Entre leur passage de 2023 et celui-ci, The Obsessed nous a sorti un album. Mais c’est en puisant copieusement dans The Church Within que le quatuor construit son set. Pas de surprise avec une prestation convaincante mais sans originalité. On vient, on fait le taff et on repart. Parfois on n’en demande pas plus et c’est suffisant, c’est le cas pour Wino et sa bande. L’accueil est chaleureux, le public se prend une première grosse dose de son sur la mainstage. Le week-end est véritablement lancé.
Petit détour par la Vulture Stage pour profiter quelques minutes des Belges de Huracan qui dépotent vraiment bien et assurent totalement avant de retourner sur la Desert Stage pour voir un peu Oranssi Pazuzu. Leur Black Metal Psychédélique (pas moi qui le dit, c’est leur bio) n’est pas ma tasse de thé mais le groupe a largement la carrure d’une mainstage. La setlist est très majoritairement construite autour du dernier album du groupe Muuntautuja joué presqu’en intégralité. Le public se régale et le groupe gagne surement par la même occasion quelques nouveaux fans, but premier quand on vient en festival.

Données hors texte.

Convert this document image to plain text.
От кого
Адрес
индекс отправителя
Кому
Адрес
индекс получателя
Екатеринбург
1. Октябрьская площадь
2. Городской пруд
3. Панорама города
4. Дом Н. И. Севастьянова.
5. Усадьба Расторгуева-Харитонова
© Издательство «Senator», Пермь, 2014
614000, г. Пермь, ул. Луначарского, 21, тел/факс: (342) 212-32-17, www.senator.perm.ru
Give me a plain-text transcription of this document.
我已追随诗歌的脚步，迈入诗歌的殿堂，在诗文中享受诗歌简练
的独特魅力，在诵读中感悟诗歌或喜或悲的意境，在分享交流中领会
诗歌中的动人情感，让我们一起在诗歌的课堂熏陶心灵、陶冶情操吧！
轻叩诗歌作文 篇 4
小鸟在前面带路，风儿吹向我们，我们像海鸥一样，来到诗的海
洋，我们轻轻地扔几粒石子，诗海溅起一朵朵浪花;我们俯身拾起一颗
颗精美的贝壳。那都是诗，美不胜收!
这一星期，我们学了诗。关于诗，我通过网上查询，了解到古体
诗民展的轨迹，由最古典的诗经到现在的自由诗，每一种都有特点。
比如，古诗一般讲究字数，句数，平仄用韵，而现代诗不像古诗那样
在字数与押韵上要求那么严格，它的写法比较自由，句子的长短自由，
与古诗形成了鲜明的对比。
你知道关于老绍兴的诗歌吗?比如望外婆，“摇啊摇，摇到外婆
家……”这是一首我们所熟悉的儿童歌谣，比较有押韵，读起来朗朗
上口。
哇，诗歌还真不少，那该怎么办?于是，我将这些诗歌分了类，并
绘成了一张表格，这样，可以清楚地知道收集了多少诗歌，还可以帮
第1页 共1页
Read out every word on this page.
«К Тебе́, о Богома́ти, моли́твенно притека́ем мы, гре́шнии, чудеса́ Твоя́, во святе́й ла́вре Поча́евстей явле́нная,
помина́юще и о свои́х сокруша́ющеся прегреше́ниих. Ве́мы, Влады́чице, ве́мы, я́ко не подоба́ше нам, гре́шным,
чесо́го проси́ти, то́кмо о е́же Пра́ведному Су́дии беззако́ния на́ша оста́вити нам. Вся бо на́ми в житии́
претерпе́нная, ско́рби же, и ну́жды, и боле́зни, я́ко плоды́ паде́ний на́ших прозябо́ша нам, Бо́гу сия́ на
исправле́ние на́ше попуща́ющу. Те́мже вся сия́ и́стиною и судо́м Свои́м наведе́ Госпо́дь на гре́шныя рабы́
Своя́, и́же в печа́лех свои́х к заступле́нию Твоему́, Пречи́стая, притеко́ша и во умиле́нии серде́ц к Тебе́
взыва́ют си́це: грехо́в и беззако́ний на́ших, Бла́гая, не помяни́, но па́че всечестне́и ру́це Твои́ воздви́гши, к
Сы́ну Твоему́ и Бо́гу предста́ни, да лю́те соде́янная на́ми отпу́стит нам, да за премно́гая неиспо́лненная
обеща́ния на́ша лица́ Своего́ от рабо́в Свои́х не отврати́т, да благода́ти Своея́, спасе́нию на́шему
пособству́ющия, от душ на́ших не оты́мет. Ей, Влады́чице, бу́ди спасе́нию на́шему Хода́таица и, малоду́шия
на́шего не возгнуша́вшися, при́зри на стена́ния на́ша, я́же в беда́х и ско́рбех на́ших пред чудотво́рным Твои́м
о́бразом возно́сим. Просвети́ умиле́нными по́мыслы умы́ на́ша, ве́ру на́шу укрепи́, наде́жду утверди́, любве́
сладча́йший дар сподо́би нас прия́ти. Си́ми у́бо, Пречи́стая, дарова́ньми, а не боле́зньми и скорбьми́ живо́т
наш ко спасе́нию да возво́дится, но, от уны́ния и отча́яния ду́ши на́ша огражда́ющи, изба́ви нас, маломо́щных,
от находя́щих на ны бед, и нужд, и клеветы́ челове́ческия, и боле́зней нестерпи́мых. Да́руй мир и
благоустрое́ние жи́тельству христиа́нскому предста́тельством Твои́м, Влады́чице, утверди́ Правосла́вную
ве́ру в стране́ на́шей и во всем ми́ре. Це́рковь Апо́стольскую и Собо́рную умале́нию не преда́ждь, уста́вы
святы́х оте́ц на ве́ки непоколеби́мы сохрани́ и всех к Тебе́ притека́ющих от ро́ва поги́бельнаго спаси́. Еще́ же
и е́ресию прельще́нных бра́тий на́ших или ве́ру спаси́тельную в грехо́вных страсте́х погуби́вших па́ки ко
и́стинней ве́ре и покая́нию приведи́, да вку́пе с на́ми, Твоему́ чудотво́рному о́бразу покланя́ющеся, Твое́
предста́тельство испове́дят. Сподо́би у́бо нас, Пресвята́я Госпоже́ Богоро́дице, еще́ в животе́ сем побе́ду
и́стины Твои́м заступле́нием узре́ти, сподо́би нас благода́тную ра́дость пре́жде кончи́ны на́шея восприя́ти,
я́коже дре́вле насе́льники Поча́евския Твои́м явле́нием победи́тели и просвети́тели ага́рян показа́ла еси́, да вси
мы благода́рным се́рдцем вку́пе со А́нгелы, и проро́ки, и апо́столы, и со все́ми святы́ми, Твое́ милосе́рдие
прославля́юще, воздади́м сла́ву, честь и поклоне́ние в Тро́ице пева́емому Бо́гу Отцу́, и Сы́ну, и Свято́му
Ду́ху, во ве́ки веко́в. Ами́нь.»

Je quitte un peu avant la fin, histoire de bien se placer pour Psychlona. La Canyon Stage si vous voulez être devant, mieux vaut se pointer un bon moment avant le début des sets. Psychlona, je les ai cochés sur ma liste car c’est le genre de groupe qui fait un stoner heavy des plus traditionnels mais très efficace. Et je ne suis pas déçu. Le groupe privilégie leur dernier album mais pioche également dans les trois premiers pour un set excellent. Que ce soit “Let’s Go” qui entame le show en mode on vient vous montrer ce dont on est capable ou “Blast Off” qui déchire tout, le groupe assure et se met le public dans la poche. Prestation attendue et convaincante d’un groupe qu’il faut absolument voir live pour apprécier le plein potentiel. Psychlona fait honneur à la Canyon réputée pour ses concerts de groupes pas forcément très connus mais qui fédèrent le temps d’un concert par leur énergie et leur talent.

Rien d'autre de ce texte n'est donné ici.